Lovelace v. State

603 S.E.2d 784 (2004) 269 Ga. App. 272

LOVELACE
v.
The STATE.

No. A04A1518.

Court of Appeals of Georgia.

August 26, 2004.

*785 Pedro Quezada, Columbus, for Appellant.

John Conger, District Attorney, Margaret Bagley, Assistant District Attorney, and David Helmick, Assistant District Attorney, Columbus, for Appellee.

BARNES, Judge.

Charles Lovelace, also known as Charles McCullough, appeals his convictions of two counts of cocaine sales. Lovelace argues on appeal that the trial court erred in deciding that sufficient evidence supported the jury verdict and abused its discretion by refusing to replay certain evidence during jury deliberations. For the reasons following, we affirm.

Lovelace was convicted of crimes resulting from incidents during which he sold cocaine to a police informant on two separate occasions. Lovelace was sentenced to thirty years, with fifteen years to serve consecutively for each of two counts of selling cocaine. Lovelace also plead guilty to one count of possession of marijuana with the intent to distribute and was sentenced to ten years to run concurrent with the other two counts.

Viewed in support of the verdict, the evidence shows that a police informant took part in a controlled drug purchase with three law enforcement officers from the county drug task force. The police searched the informant and his vehicle before giving him money to buy drugs, and an undercover officer took the informant to Lovelace's apartment. Lovelace dropped a key to his apartment down to the informant from his balcony, and the informant entered the apartment. After Lovelace took the informant to an upstairs bedroom and sold him crack cocaine, the informant left the apartment and gave the drugs to law enforcement officials.
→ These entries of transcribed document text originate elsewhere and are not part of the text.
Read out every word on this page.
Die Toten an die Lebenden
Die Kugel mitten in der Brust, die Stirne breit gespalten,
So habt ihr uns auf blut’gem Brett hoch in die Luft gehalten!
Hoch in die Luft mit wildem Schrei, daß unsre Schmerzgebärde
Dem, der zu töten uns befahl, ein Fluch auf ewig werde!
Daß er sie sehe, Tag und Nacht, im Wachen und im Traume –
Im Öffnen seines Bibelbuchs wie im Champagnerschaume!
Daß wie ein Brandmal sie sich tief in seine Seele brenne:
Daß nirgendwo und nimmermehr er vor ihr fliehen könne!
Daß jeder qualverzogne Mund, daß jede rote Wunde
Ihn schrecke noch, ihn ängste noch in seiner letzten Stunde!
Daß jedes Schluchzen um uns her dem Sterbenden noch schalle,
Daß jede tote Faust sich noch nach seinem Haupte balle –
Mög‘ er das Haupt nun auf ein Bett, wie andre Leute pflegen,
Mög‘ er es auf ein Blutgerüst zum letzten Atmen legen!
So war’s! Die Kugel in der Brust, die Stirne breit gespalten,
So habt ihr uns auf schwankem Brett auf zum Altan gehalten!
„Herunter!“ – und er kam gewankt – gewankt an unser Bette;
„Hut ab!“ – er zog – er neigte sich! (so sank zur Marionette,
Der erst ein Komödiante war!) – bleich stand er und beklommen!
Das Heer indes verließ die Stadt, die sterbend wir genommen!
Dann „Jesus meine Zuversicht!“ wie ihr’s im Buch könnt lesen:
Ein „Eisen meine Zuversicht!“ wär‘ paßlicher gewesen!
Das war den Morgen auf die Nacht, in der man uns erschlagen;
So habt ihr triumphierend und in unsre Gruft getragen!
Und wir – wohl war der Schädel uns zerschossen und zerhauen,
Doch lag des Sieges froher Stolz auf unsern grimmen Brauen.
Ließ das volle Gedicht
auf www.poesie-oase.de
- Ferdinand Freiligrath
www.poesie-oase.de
Two weeks later, the informant again conducted another drug buy. After police searched the informant and gave him money to buy drugs, he went to Lovelace's apartment and purchased crack cocaine. The informant turned the drugs he purchased over to law enforcement officials.

Later that same day, law enforcement officials went to Lovelace's apartment to execute a search warrant. Lovelace was in a car in the parking lot with three other occupants, and tried to speed away when the police arrived. Police saw an individual on Lovelace's side of the car throw several items out of the window, and later recovered four individual bags of marijuana packaged for distribution. Lovelace later claimed possession of the marijuana. The officers searched the car and found $5,000 worth of jewelry and a police scanner. They also found $240 cash on Lovelace.

Police then executed the search warrant for Lovelace's apartment. Inside the apartment, police found six IDs, plastic bags used for packaging narcotics, and bolts for barricading the door. At trial, the informant identified Lovelace as the man who had sold him cocaine on each occasion.

1. Lovelace contends that the evidence was insufficient to support his guilty verdict. He claims that the State only presented one witness's uncorroborated testimony, which on its own did not present sufficient evidence by which to support the jury verdict of guilty as to the two counts of selling cocaine.

On appeal, we view the evidence in the light most favorable to the verdict and Lovelace no longer enjoys the presumption of innocence. We neither weigh the evidence nor judge the credibility of the witnesses, but only determine if the evidence is sufficient to *786 sustain the convictions. Taylor v. State, 226 Ga.App. 254, 255, 485 S.E.2d 830 (1997). OCGA § 24-4-8 provides that the testimony of a single witness is generally sufficient to establish a fact. The only exception in a felony case is when the single witness is an accomplice, which is not applicable to the present case. See Ross v. State, 245 Ga. 173, 177, 263 S.E.2d 913 (1980). The credibility of the informant, an admitted drug user and police informant, was for the jury to decide. Moton v. State, 242 Ga.App. 397, 530 S.E.2d 31 (2000).

Viewed in the light most favorable to the verdict, the evidence showed that Lovelace not only sold the police informant crack cocaine, but drug-related items were found in his apartment. Further, the police searched the informant to verify he had no drugs before he met with Lovelace, and then recovered cocaine from the informant after he met with Lovelace. We are satisfied that a rational trier of fact could have found Lovelace guilty of the crimes for which he was convicted beyond a reasonable doubt. Jackson v. Virginia, 443 U.S. 307, 99 S.Ct. 2781, 61 L.Ed.2d 560 (1979).

2. Lovelace contends that the trial court erred in refusing to replay specific witness testimony during jury deliberations. Because the defendant did not raise the issue at trial, the issue is waived. Jackson v. State, 252 Ga.App. 16, 17(2), 555 S.E.2d 240 (2001). Lovelace not only failed to object to the trial court's ruling, but affirmatively acquiesced to the court's decision, and cannot now complain of that ruling on appeal. Whisnant v. State, 178 Ga.App. 742, 744(2), 344 S.E.2d 536 (1986).

Judgment affirmed.

BLACKBURN, P.J., and MIKELL, J., concur.